И, не прощаясь, он уходил, освобождая мое жилище от своего большого, дородного тела, одетого в дорогие, но уже потертые, посекшиеся меха.
А мы с Флаем плясали от радости, благословляя и даря любовь ворчливому старику, излечившему нас хотя бы на время от гнетущих сомнений. Мы были и в самом деле невоспитанными субъектами с холерическим типом нервной деятельности. Тут старик несомненно прав. Хороший, добрый ворчун, уставший от больных собак и сумасшедших хозяев! Где он теперь? Жив ли? Или душа его отдыхает в райских кущах, созерцая гармонию запредельного мира?

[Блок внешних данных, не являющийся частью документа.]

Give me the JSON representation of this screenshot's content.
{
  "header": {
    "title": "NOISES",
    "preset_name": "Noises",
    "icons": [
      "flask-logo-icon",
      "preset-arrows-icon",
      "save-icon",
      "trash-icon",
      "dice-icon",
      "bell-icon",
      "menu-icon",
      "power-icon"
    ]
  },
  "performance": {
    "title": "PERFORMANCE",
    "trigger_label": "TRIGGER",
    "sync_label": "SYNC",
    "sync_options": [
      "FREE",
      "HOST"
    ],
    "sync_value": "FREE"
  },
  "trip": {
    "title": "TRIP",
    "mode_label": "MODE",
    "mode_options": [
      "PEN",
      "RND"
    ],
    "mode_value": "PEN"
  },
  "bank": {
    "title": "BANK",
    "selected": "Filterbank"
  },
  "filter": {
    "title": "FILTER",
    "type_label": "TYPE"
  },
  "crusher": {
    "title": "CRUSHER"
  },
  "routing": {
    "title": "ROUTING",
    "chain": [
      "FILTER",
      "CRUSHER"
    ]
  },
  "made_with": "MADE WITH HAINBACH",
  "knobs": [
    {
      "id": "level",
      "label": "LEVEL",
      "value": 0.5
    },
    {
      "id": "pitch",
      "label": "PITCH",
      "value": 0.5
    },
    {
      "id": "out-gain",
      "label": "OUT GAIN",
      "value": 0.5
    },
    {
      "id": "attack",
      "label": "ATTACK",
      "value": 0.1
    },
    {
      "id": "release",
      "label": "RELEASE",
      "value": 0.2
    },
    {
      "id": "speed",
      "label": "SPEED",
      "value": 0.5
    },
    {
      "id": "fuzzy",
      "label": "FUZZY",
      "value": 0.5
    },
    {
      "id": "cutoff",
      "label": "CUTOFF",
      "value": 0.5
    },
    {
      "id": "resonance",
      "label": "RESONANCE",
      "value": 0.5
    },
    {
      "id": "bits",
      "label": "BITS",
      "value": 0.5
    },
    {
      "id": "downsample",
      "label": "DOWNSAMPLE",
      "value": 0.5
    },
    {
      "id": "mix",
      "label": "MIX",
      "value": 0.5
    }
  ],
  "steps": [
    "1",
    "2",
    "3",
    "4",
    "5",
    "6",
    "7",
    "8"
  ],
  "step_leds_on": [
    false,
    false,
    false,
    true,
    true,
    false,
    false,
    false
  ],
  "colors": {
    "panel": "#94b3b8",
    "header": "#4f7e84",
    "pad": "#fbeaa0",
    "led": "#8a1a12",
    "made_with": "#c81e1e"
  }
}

Куда же еще, если не в рай, вознесется его душа, приносившая столько облегчения исстрадавшимся собакам, кошкам, лошадям, кроликам, птицам, коровам – всем, в ком текла горячая кровь и кто был подвержен земным страданиям, от которых он избавлял или, во всяким случае, старался избавить всех живущих под солнцем.
В том числе и людей, ибо нет для человека боли сильнее той, которую он не в силах перенести на себя и перебороть в своей душе и о которой он может только догадываться, глядя с состраданием на бессловесное существо.
По Савеловской железной дороге есть станция Луговая, следующая за Лобней, за Кияновым озером, знаменитым своими чайками. В те времена эта станция казалась такой далекой от Москвы, леса глухими, а жизнь в тех местах такой заманчивой и привольной, что мы, не задумываясь, сняли в небольшом поселке две комнатки и маленькую террасу на лето. Хозяева наши были настолько добры к нам, что пустили с годовалой дочкой и даже с собакой. Мы с женой впервые в жизни самостоятельно сняли дачу, впервые заказали грузовое такси, перевезя на нем в пустые комнатки чуть ли не всю обстановку, какая у нас была в ту пору в Москве. И если я по каким-либо делам заезжал теперь домой и оставался ночевать в гулкой комнате, мне приходилось спать на полу, накрывшись пальто. Естественно, меня тянуло на Луговую.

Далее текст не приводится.